Grown, sexy, fearless, defiant & unafraid of you
or the depths of our sorrow.
It used to feel like if I started crying for you, for myself, I would never stop, but today Spirit spoke to me, reminding me of all the work done to get to here. Time to let it come through me, all that no longer serves me – the sadness, so deep, we could never see the end of it. Spirit told me she can hold all of it and me, and you, and so together in our darkness, we dive deep inside the core of the earth and let go.

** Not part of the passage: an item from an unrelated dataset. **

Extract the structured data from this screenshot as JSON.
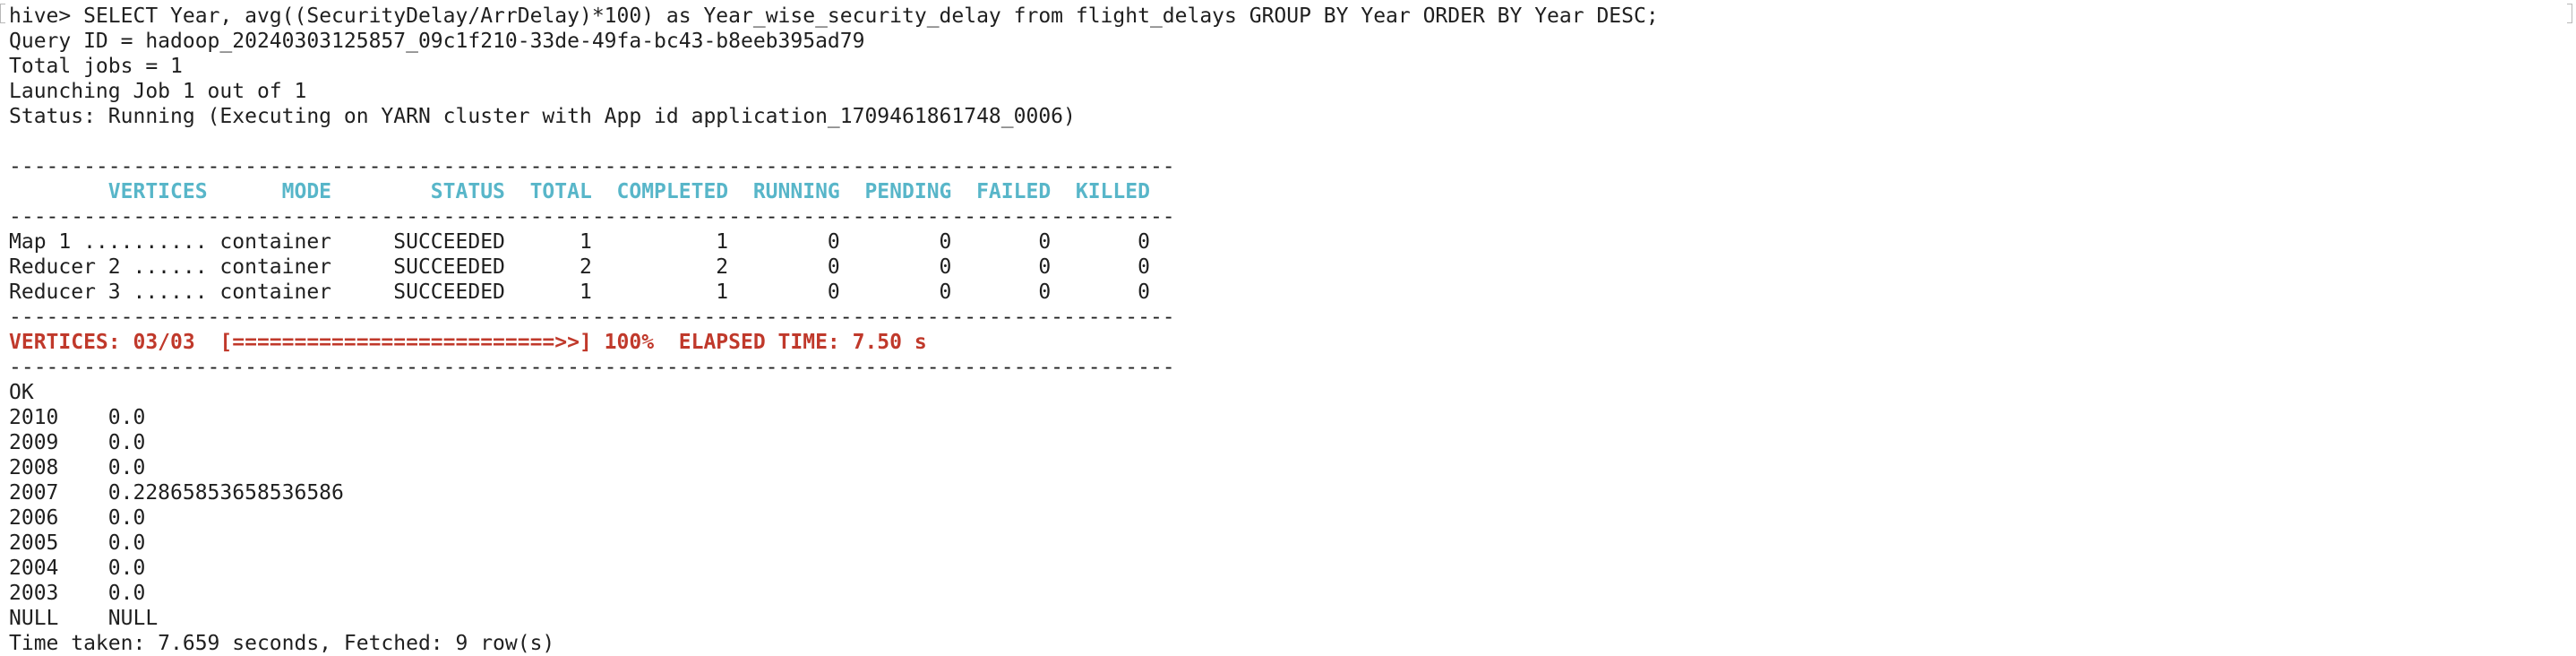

I whispered in this place, the center of my being where I hold you.
“I’m sorry for all that you lost (in this life & ones before)
and how lonely this journey has been.”
I stand with you on this full moon and rip into these dark places.
I grasp you tightly with all my heart, releasing the pain, bringing in love & hope,
we scream tears and spill our words, our truth, our stories,
knowing it is better to speak, knowing we were never meant to survive.
To love & be loved—to speak, it is better—that is our resistance.
If others can’t handle our survival or see us—they too must be let go.
We deserve love that is not painful, burning, blinding, unbalanced, or no good for we spirit. I stand with you on this full pensive moon, releasing old harmful patterns.
I journey into heartspace (belly core) healing with conscious desire & rhythms.
I journey with songs of compassion for myself & others.
Being enough. I am enough. My love is enough. I am loveable.
My ancestors are with me & their pain is my strength.
I am strong. I am un/broken. Broken No Longer.
I am reborn, a place of tenderness, where Black love,
Black woman love, Black queer love, and loving openly
is more than possible, it is the place of freedom, of revolution.
Angelique V. Nixon is an Afro-Caribbean writer, artist, teacher, scholar, activist, and poet – born and raised in The Bahamas. Her research, cultural criticism, and poetry have been published widely. She strives through her activism, writing, and art to disrupt silences and carve spaces for resistance and desire. She is a Lecturer at the Institute for Gender and Development Studies at University of the West Indies, St. Augustine in Trinidad and Tobago.
An earlier version of this poem originally appeared in my creative essay titled “States of Anger: Black Women & Furious Survival” – published in Zora Magazine, Summer 2014, Special Issue, Notes on Anger. It is republished here as part of our Black Feminisms Blog Carnival.